AI is being used to monitor Crypto communities: it scans 50+ channels and has decreased the response time from 6 hours to 15 minutes and has prevented a drawdown of token prices ranging from 20% to 30% on multiple occasions.
Our services are UTF-8 compliant and support all Unicode languages, including emoji. The maximum characters allowed are 4,096. Long messages may be broken into smaller parts to preserve meaning.
The text of the message will be sent directly to OpenAI.
Media: Media links (i.e., File Links) will be extracted. The text of images will be extracted from photos using vision API technology.
Voice: All audio will be transcribed with an accuracy level that exceeds 95%.
1,000 messages/day: Free tier of Telegram, Bot API, & OpenAI.
1,000 to 10,000 messages/day: Paid OpenAI Subscription; preferred for standard tasks is GPT-3.5 Turbo.
10,000 to 100,000 messages/day: Requires Load Balancing; Processing times of 2 to 8 seconds.
100,000+ messages/day: Recommended to use Dedicated LLMs or Batch Processing with a Delay.
Our operations are in compliance with GDPR, the General Data Protection Regulation, and local data protection laws. Our key security measures include:
Encryption: All communication is encrypted using the highest level of security protocols, HTTPS (TLS 1.3). Tokens are stored and maintained in a secure manner, using Secret Keys and not stored or logged.
Minimal Storage — The messages are stored for processing purposes only; the metadata does not include text.
Identity Anonymization — Names and contact information are replaced by placeholders prior to sending data to OpenAI.
Access Control — Enforcement of Role-Based Access Control (RBAC).
Can I use this if I've never used AI before?
Yes, ASCN.AI is a no-code platform with both a visual builder, and pre-made templates. We also have user guides located within the application to help you through it.
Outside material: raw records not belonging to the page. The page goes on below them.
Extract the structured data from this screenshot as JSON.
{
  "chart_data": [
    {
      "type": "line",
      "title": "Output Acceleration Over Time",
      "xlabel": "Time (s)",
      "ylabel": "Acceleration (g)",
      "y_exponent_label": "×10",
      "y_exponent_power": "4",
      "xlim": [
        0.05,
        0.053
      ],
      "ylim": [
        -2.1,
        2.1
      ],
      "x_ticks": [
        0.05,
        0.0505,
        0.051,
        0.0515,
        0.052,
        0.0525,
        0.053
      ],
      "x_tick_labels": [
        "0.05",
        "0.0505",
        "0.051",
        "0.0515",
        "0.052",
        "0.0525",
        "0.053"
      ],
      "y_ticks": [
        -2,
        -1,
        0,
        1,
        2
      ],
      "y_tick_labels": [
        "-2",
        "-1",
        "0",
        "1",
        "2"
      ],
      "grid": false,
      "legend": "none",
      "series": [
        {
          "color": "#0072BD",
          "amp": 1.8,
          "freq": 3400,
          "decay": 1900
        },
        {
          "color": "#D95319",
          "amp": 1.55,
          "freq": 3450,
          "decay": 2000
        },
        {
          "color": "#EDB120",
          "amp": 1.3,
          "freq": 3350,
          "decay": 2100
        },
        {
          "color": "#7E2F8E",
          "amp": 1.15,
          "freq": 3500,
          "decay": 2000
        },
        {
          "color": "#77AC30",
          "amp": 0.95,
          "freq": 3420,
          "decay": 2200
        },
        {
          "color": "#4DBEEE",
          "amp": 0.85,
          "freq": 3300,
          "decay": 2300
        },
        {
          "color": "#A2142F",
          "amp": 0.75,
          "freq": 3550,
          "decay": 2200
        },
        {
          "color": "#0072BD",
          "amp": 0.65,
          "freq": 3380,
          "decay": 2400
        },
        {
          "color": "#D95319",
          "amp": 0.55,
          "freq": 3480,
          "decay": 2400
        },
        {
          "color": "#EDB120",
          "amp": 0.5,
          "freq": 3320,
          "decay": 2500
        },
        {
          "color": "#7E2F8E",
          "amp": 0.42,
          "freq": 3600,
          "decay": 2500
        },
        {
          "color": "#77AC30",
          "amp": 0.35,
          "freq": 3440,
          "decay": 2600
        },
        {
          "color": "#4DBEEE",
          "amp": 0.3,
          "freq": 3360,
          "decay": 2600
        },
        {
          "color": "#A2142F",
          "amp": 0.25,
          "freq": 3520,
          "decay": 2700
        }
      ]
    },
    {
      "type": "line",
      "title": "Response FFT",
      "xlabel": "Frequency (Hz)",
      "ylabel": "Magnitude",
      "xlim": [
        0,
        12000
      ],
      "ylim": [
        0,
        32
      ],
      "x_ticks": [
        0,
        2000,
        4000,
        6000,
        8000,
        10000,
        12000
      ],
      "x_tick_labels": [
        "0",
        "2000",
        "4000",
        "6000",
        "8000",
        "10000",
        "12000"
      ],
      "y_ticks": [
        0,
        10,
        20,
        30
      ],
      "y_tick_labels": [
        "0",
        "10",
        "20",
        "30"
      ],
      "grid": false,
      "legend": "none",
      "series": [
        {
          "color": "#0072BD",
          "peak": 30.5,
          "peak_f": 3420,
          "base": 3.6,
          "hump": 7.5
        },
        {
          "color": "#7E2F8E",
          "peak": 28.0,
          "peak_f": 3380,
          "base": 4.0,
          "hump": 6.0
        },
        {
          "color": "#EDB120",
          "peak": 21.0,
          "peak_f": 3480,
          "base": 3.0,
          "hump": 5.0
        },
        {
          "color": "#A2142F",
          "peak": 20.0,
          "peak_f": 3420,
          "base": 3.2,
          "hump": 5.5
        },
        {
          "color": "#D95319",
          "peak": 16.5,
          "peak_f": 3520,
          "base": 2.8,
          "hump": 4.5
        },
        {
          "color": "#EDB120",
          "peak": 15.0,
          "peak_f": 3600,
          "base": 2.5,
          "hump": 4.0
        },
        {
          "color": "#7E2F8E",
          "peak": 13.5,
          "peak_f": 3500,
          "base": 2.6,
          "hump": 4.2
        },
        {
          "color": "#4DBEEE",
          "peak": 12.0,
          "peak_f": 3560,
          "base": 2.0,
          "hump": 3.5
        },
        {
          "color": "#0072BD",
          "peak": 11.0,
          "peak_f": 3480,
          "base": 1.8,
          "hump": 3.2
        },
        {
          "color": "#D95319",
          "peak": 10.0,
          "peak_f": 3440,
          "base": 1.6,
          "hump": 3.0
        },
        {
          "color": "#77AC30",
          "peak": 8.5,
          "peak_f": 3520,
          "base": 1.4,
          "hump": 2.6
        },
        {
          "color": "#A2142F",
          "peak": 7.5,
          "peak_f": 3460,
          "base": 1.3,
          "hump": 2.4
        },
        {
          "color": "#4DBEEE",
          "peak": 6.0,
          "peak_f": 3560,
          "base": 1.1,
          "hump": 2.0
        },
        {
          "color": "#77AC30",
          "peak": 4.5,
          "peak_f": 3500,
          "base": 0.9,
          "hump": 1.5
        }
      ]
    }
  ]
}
How long does it take to set up?
Depending on how complex the forum is, set up can take as little as 10 minutes for simple FAQ's, or several hours for complex integrations.
Is it safe to send my information to OpenAI?
Yes. As of March 2021, OpenAI has committed not to use data sent to it via the API for training. Connections are made over HTTPS, and we have included an identity anonymization process.
Can I integrate with my Customer Relationship Management (CRM) software?
Yes, we have supplied both a series of ready-made connectors, as well as a Universal HTTP request node you can use with any API you have.
What do I do if the AI makes an error?
You can continue to refine your prompt until it's the exact wording you want, switch to the more powerful GPT-4 model when working with complex tasks, or add a logic-check prior to transferring it to a live operator.
How much does it cost to process a message on average?
The cost to process one message is approximately $0.0001 for the GPT-3.5 model, and $0.002 for the GPT-4 model. Our subscription plans already include average processing costs.
Ecommerce Business (500+ orders daily): "Prior to ASCN.AI, we had 5 operators working the inbound email support line. The response times to customers were very long at night especially. Once we launched the AI agent, we were able to resolve 80% of customer requests in under 10 seconds. We saved $7200, and our customers loved getting answers to their inquiries so quickly."
Cryptocurrency Project (30+ countries): "We provide support in 5 languages, automate 75% of our requests, and see an 18% increase in conversions. Our customers no longer have to wait hours for a response."
Human Resources Department (50+ new hires a month): "We have automated the filtering and preliminary screening of candidates, resulting in the processing time being reduced from 33 to 8 per week. Candidates receive a response to their application in 2 minutes, rather than 2 days."